Deux problèmes résultent de cette croissance anarchique. D’une part, les nouveaux vaisseaux sont souvent peu étanches et finissent par relarguer une bonne part du sang et d’autres fluides qu’ils contiennent dans l’oeil. D’autre part, en se contractant, ces nouveaux vaisseaux peuvent exercer une traction sur la rétine, qui est une couche mince et fragile de cellules nerveuses, et la décoller de l’oeil dans les pires cas, ce qui a pour conséquence de déconnecter définitivement les cellules nerveuses de la couche pigmentaire de l’oeil et d’induire une perte de vision dans les zones du décollement.
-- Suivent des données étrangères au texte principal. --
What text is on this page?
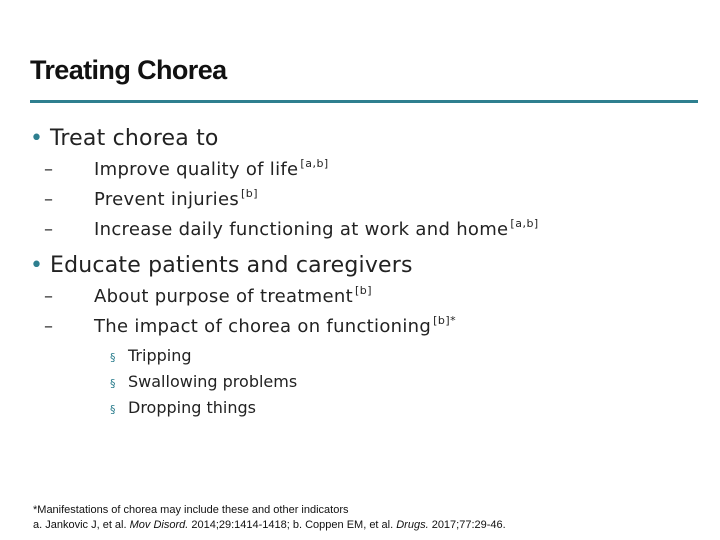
Treating Chorea
• Treat chorea to
–	Improve quality of life [a,b]
–	Prevent injuries [b]
–	Increase daily functioning at work and home [a,b]
• Educate patients and caregivers
–	About purpose of treatment [b]
–	The impact of chorea on functioning $^{[b]*}$
§ Tripping
§ Swallowing problems
§ Dropping things
*Manifestations of chorea may include these and other indicators
a. Jankovic J, et al. Mov Disord. 2014;29:1414-1418; b. Coppen EM, et al. Drugs. 2017;77:29-46.
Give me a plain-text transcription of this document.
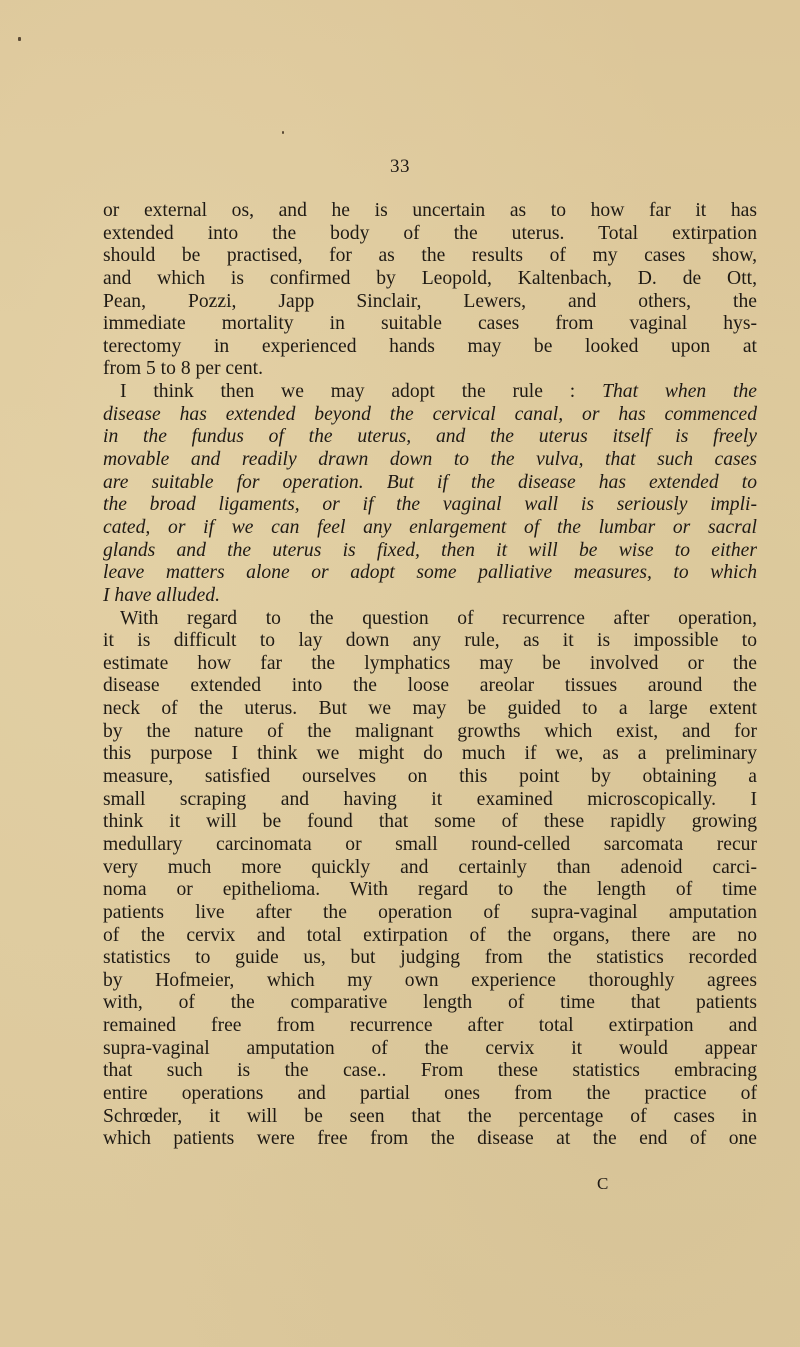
33
or external os, and he is uncertain as to how far it has
extended into the body of the uterus. Total extirpation
should be practised, for as the results of my cases show,
and which is confirmed by Leopold, Kaltenbach, D. de Ott,
Pean, Pozzi, Japp Sinclair, Lewers, and others, the
immediate mortality in suitable cases from vaginal hys-
terectomy in experienced hands may be looked upon at
from 5 to 8 per cent.
I think then we may adopt the rule : That when the
disease has extended beyond the cervical canal, or has commenced
in the fundus of the uterus, and the uterus itself is freely
movable and readily drawn down to the vulva, that such cases
are suitable for operation. But if the disease has extended to
the broad ligaments, or if the vaginal wall is seriously impli-
cated, or if we can feel any enlargement of the lumbar or sacral
glands and the uterus is fixed, then it will be wise to either
leave matters alone or adopt some palliative measures, to which
I have alluded.
With regard to the question of recurrence after operation,
it is difficult to lay down any rule, as it is impossible to
estimate how far the lymphatics may be involved or the
disease extended into the loose areolar tissues around the
neck of the uterus. But we may be guided to a large extent
by the nature of the malignant growths which exist, and for
this purpose I think we might do much if we, as a preliminary
measure, satisfied ourselves on this point by obtaining a
small scraping and having it examined microscopically. I
think it will be found that some of these rapidly growing
medullary carcinomata or small round-celled sarcomata recur
very much more quickly and certainly than adenoid carci-
noma or epithelioma. With regard to the length of time
patients live after the operation of supra-vaginal amputation
of the cervix and total extirpation of the organs, there are no
statistics to guide us, but judging from the statistics recorded
by Hofmeier, which my own experience thoroughly agrees
with, of the comparative length of time that patients
remained free from recurrence after total extirpation and
supra-vaginal amputation of the cervix it would appear
that such is the case.. From these statistics embracing
entire operations and partial ones from the practice of
Schrœder, it will be seen that the percentage of cases in
which patients were free from the disease at the end of one
C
Mike Sapieha, son collègue Frédérick Mallette et la stagiaire postdoctorale Malika Oubaha ont voulu comprendre ce qui arrive au tissu nerveux rétinien juste avant qu’il ne déclenche cette croissance compensatoire et pathologique de vaisseaux. « On se disait qu’on pourrait peut-être intervenir sur ce processus afin de prévenir cette angiogenèse pathologique », explique M. Sapieha.

Lorsque les chercheurs ont examiné les neurones rétiniens de souris qui avaient perdu leur vascularisation, ils ont remarqué que ceux-ci ne mouraient pas et qu’ils enclenchaient une cascade d’événements moléculaires menant à « un processus de vieillissement prématuré », lors duquel les neurones produisaient « une série de facteurs inflammatoires qui induisent le recrutement de cellules du système immunitaire, telles que des macrophages, qui viennent nettoyer le tissu endommagé. Cette vague inflammatoire favorise ensuite l’angiogenèse pathologique », précise le biochimiste. Les chercheurs ont confirmé la présence de ces mêmes facteurs inflammatoires dans les yeux de patients atteints de rétinopathie diabétique.

Nouveaux traitements

 

Les scientifiques ont ensuite tenté de bloquer la cascade moléculaire conduisant à ce vieillissement prématuré à l’aide de la metformine, qui est le principal médicament utilisé dans le traitement du diabète, et d’une nouvelle molécule qu’ils ont créée et qui inhibe la sémaphorine 3A, qui favorise le vieillissement accéléré et est présente en grande concentration dans les yeux des diabétiques. Ils ont alors observé que ces deux molécules freinaient la formation de vaisseaux sanguins pathologique et favorisaient même une régénération de vaisseaux sanguins plus ordonnée. « Il s’agit d’une avenue prometteuse pour restaurer l’intégrité de la rétine, mais elle ne permet pas de guérir, car même s’il y a une réparation complète, le diabète continuera de générer le même problème au niveau de la rétine. De plus, il nous faudra vérifier que le même phénomène s’observe chez l’humain », prévient Mike Sapieha, qui travaille avec ses collègues sur cette nouvelle molécule, qui, si tout se confirme, sera préférable aux traitements actuels, qui sont bien imparfaits. Le plus populaire d’entre eux, la photocoagulation au laser, qui consiste à détruire à l’aide d’un laser les zones de la rétine qui ne sont plus vascularisées, « est très efficace, car les zones détruites cessent de produire les facteurs de croissance qui induisent la vascularisation pathologique, mais le patient perd la vision dans ces zones détruites ». Quant aux anti-VEGF (ou « anti-vascular-endothelial growth factor »), qui sont utilisés depuis quelques années, ils sont toxiques pour les cellules nerveuses de la rétine puisqu’ils bloquent le VEGF, qui est un facteur essentiel à leur survie.

Cette découverte très prometteuse est publiée dans la revue Science Translational Medicine.